I wanted to port a parallel in-place shuffle algorithm, mergeshuffle: paper, repo
it basically works by splitting the array into k subarrays, shuffling them in parallel. Followed by merging neighboring subarrays (in a parallel tree like fashion) in such a way that creates a global random permutation.
The C code is very straightforward, consisting of two routines: shuffle.c, merge.c (optionally an optimized assembly version merge.s)
I’ve created a Julia port of these functions replacing the openmp pragmas (#pragma omp parallel for) with Julia’s Threads.@threads (hoping that Julia’s macro will be just as simple and effective as openmp’s).
Following the docs I created an array of random number generators using a different one in each thread.
My code: mergeshuffle.jl
However, this version was slower than the sequential shuffle! (and even from a naive sequential implementation)
The results of shuffling a 10,000,000 array using 16 threads on a powerful server:
nthreads = 16
0.453090 seconds (135.32 k allocations: 6.736 MiB)
1.117024 seconds (936.77 k allocations: 45.491 MiB, 0.95% gc time)
0.254580 seconds (61.56 k allocations: 3.357 MiB)
where the first line is a naive Fisher-Yates shuffle, the second line corresponds to the mergeshuffle (the C implementation is much faster than the serial Fisher-Yates), and the 3rd line is Julia’s sequential but optimized shuffle!
It should be noted that varying the number of threads did have a (relative) impact:
nthreads
time
1
2.574
2
1.652
4
1.242
8
1.195
16
1.117
32
1.121
64
1.045
What can I do to improve the absolute performance of the parallel random permutation algorithm?
Additionally, is the RNG threading hack still necessary in version 1.5?
Which will run the code several times.
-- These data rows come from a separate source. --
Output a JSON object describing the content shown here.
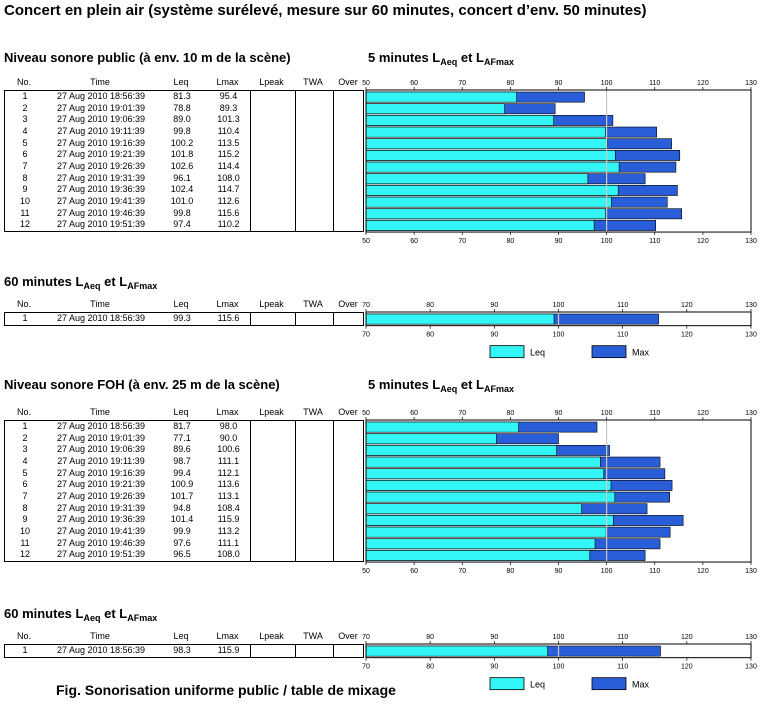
{
  "title": "Concert en plein air (système surélevé, mesure sur  60 minutes, concert d’env. 50 minutes)",
  "figure_caption": "Fig. Sonorisation uniforme public / table de mixage",
  "columns": [
    "No.",
    "Time",
    "Leq",
    "Lmax",
    "Lpeak",
    "TWA",
    "Over"
  ],
  "chart_titles": {
    "five_min_prefix": "5 minutes L",
    "sixty_min_prefix": "60 minutes L",
    "sub_aeq": "Aeq",
    "joiner": " et L",
    "sub_afmax": "AFmax"
  },
  "legend": {
    "leq": "Leq",
    "max": "Max"
  },
  "colors": {
    "leq": "#33f5f5",
    "max": "#2a5ed8"
  },
  "chart_data": [
    {
      "type": "bar",
      "section": "Niveau sonore public (à env. 10 m de la scène)",
      "period": "5 minutes",
      "categories": [
        "1",
        "2",
        "3",
        "4",
        "5",
        "6",
        "7",
        "8",
        "9",
        "10",
        "11",
        "12"
      ],
      "times": [
        "27 Aug 2010 18:56:39",
        "27 Aug 2010 19:01:39",
        "27 Aug 2010 19:06:39",
        "27 Aug 2010 19:11:39",
        "27 Aug 2010 19:16:39",
        "27 Aug 2010 19:21:39",
        "27 Aug 2010 19:26:39",
        "27 Aug 2010 19:31:39",
        "27 Aug 2010 19:36:39",
        "27 Aug 2010 19:41:39",
        "27 Aug 2010 19:46:39",
        "27 Aug 2010 19:51:39"
      ],
      "series": [
        {
          "name": "Leq",
          "values": [
            81.3,
            78.8,
            89.0,
            99.8,
            100.2,
            101.8,
            102.6,
            96.1,
            102.4,
            101.0,
            99.8,
            97.4
          ]
        },
        {
          "name": "Max",
          "values": [
            95.4,
            89.3,
            101.3,
            110.4,
            113.5,
            115.2,
            114.4,
            108.0,
            114.7,
            112.6,
            115.6,
            110.2
          ]
        }
      ],
      "xlim": [
        50,
        130
      ],
      "xticks": [
        50,
        60,
        70,
        80,
        90,
        100,
        110,
        120,
        130
      ],
      "reference_line": 100
    },
    {
      "type": "bar",
      "section": "Niveau sonore public (à env. 10 m de la scène)",
      "period": "60 minutes",
      "categories": [
        "1"
      ],
      "times": [
        "27 Aug 2010 18:56:39"
      ],
      "series": [
        {
          "name": "Leq",
          "values": [
            99.3
          ]
        },
        {
          "name": "Max",
          "values": [
            115.6
          ]
        }
      ],
      "xlim": [
        70,
        130
      ],
      "xticks": [
        70,
        80,
        90,
        100,
        110,
        120,
        130
      ],
      "reference_line": 100
    },
    {
      "type": "bar",
      "section": "Niveau sonore FOH (à env. 25 m de la scène)",
      "period": "5 minutes",
      "categories": [
        "1",
        "2",
        "3",
        "4",
        "5",
        "6",
        "7",
        "8",
        "9",
        "10",
        "11",
        "12"
      ],
      "times": [
        "27 Aug 2010 18:56:39",
        "27 Aug 2010 19:01:39",
        "27 Aug 2010 19:06:39",
        "27 Aug 2010 19:11:39",
        "27 Aug 2010 19:16:39",
        "27 Aug 2010 19:21:39",
        "27 Aug 2010 19:26:39",
        "27 Aug 2010 19:31:39",
        "27 Aug 2010 19:36:39",
        "27 Aug 2010 19:41:39",
        "27 Aug 2010 19:46:39",
        "27 Aug 2010 19:51:39"
      ],
      "series": [
        {
          "name": "Leq",
          "values": [
            81.7,
            77.1,
            89.6,
            98.7,
            99.4,
            100.9,
            101.7,
            94.8,
            101.4,
            99.9,
            97.6,
            96.5
          ]
        },
        {
          "name": "Max",
          "values": [
            98.0,
            90.0,
            100.6,
            111.1,
            112.1,
            113.6,
            113.1,
            108.4,
            115.9,
            113.2,
            111.1,
            108.0
          ]
        }
      ],
      "xlim": [
        50,
        130
      ],
      "xticks": [
        50,
        60,
        70,
        80,
        90,
        100,
        110,
        120,
        130
      ],
      "reference_line": 100
    },
    {
      "type": "bar",
      "section": "Niveau sonore FOH (à env. 25 m de la scène)",
      "period": "60 minutes",
      "categories": [
        "1"
      ],
      "times": [
        "27 Aug 2010 18:56:39"
      ],
      "series": [
        {
          "name": "Leq",
          "values": [
            98.3
          ]
        },
        {
          "name": "Max",
          "values": [
            115.9
          ]
        }
      ],
      "xlim": [
        70,
        130
      ],
      "xticks": [
        70,
        80,
        90,
        100,
        110,
        120,
        130
      ],
      "reference_line": 100
    }
  ]
}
It might be that you’re mostly measuring the first-call compile time, and the benchmark tools does a good job of getting more reliable stats.
Thanks for your comment
Unfortunately, the problem in this experiment is not due to the “measurement device”.
You can see that my file has a using BenchmarkTools at the top, and initially I used @btime.
I switched to using @time because it runs much faster and the fluctuations are not significant.
I’d appreciate any ideas of how to get the code to run faster.
I profiled the routine, and it seems that most of the time is dedicated to indexing which is reasonable.
My guess is that this is memory bandwidth limited and so a sequential algorithm can be as fast as anything. the fact that it spends most of its time indexing suggests that’s true. parallel may be pointless or even cache harmful here.
thanks!
I had a typo when converting from C, the corrected line reads: @views shuffle!(r, v[i:n]) (I’ve updated the gist)
The run times have improved…
but it is almost as fast as the sequential Fisher Yates version when using 16 threads, and much slower than the builtin sequential shuffle!
looking at the profiler output it seems most of the time is spent on rand(::MersenneTwister, ::Rando... calls
Any suggestions how to speed up the random bit generation?